Antes das vítimas virem à tona dar sua versão dos fatos, o Exército cravou que os militares se depararam com um “assalto em andamento“. “Ao avistarem a patrulha, dois criminosos que estavam a bordo de um veículo atiraram contra os militares, que por sua vez responderam à injusta agressão”. A nota mentirosa das Forças Armadas não encontrou eco no que mostra a perícia: nenhuma arma foi encontrada com a família, que ia a um chá de bebê. O delegado que esteve na cena disse que “tudo indica” que os militares confundiram o carro. Em nota divulgada hoje, o Exército diz que emitiu seu primeiro parecer “com base em informações iniciais transmitidas pela patrulha”. Ou seja, endossaram uma versão farsante dos soldados, sem checar o que de fato houve, e defenderam a versão sem apuração.
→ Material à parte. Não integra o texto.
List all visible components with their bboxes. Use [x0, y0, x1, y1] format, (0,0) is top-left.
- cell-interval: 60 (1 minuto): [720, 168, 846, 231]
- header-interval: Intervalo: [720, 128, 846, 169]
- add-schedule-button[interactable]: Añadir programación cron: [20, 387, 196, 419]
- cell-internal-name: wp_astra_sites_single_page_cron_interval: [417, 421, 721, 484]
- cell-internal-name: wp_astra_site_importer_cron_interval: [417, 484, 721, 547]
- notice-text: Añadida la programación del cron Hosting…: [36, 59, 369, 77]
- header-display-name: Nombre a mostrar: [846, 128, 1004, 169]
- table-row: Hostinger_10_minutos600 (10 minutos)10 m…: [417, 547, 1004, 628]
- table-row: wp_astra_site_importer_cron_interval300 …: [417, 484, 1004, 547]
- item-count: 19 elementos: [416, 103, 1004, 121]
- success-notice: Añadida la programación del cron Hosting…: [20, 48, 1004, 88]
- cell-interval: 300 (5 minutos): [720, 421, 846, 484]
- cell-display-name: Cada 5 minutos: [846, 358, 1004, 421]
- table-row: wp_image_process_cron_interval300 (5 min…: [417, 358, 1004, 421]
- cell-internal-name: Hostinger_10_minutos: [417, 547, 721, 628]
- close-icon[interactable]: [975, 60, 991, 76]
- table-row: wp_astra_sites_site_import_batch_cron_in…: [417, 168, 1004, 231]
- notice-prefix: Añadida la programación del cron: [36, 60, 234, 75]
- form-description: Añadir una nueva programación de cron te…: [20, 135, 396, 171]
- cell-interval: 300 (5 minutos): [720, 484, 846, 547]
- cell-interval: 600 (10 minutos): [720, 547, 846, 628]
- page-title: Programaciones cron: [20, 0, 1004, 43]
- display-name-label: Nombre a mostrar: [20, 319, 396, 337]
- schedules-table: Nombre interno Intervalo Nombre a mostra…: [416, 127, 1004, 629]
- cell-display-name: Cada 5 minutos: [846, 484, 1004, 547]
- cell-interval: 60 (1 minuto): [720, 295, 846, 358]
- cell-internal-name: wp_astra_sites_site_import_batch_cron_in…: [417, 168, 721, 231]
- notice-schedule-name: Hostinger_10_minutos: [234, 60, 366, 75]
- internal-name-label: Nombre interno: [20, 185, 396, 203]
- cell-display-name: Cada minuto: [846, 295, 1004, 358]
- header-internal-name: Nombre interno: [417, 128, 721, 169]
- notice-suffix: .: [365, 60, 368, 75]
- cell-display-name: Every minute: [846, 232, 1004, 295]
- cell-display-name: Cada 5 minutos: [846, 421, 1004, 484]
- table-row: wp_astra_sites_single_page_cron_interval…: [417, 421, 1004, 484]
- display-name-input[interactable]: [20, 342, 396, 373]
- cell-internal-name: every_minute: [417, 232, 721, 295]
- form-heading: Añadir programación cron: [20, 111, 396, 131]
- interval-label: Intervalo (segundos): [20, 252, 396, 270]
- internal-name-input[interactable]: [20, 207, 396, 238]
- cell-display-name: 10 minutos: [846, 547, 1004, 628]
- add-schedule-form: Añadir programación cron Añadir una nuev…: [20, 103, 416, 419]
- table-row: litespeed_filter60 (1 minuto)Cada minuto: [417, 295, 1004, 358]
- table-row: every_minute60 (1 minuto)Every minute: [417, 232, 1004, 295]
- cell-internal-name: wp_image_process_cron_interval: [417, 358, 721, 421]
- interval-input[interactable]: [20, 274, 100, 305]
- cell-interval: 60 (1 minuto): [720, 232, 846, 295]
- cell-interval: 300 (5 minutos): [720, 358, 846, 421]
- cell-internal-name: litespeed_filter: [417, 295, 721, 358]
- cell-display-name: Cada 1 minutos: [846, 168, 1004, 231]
Hoje o Comando Militar do Leste informou que 10 dos 12 militarespresentes na ação foram presos.

Quem vigia o vigia?

O fato de divulgarem uma nota com uma versão falsa dos fatos logo de início levanta preocupações também sobre as investigações, que ficarão a cargo do próprio Exército. Isso graças a uma lei (a 13.491) sancionada por Michel Temer em 2017 e que prevê que crimes cometidos por militares em serviço passam a ser julgados pela Justiça Militar. Até hoje, nenhum membro das Forças Armadas foi sentenciado por crimes contra civis.
E não é só. No fim de 2017 houve uma operação no Salgueiro, em São Gonçalo, conhecido como o caso dos sete mortos que ninguém matou. A operação da polícia civil e das Forças Armadas foi marcada por desencontro de informações, depoimentos conflitantes, vítimas que não haviam sido ouvidas mas que a imprensa achou (e ouviu). E é isso: até hoje, nada. As investigações – que estão a cargo do exército – não andam. O conjunto da obra fez com que a Defensoria Pública do Rio denunciasse o caso à Comissão Interamericana de Direitos Humanos.
Desde 2010, 32 civis foram mortos pelo Exército no Rio de Janeiro. Há ainda casos de mortes não registradas e nem investigadas. Nenhuma condenação e apenas um caso chegou de fato a julgamento na Justiça Militar: uma ação do Exército realizada em 2015, no Complexo da Maré. Na época, as Forças Armadas ocupavam a Maré há quase um ano, quando um carro com cinco jovens que voltavam de um bar após assistir um jogo do Flamengo foi, também, fuzilado. Todos ficaram feridos, inclusive um sargento da aeronáutica. Vitor Santiago ficou paraplégico.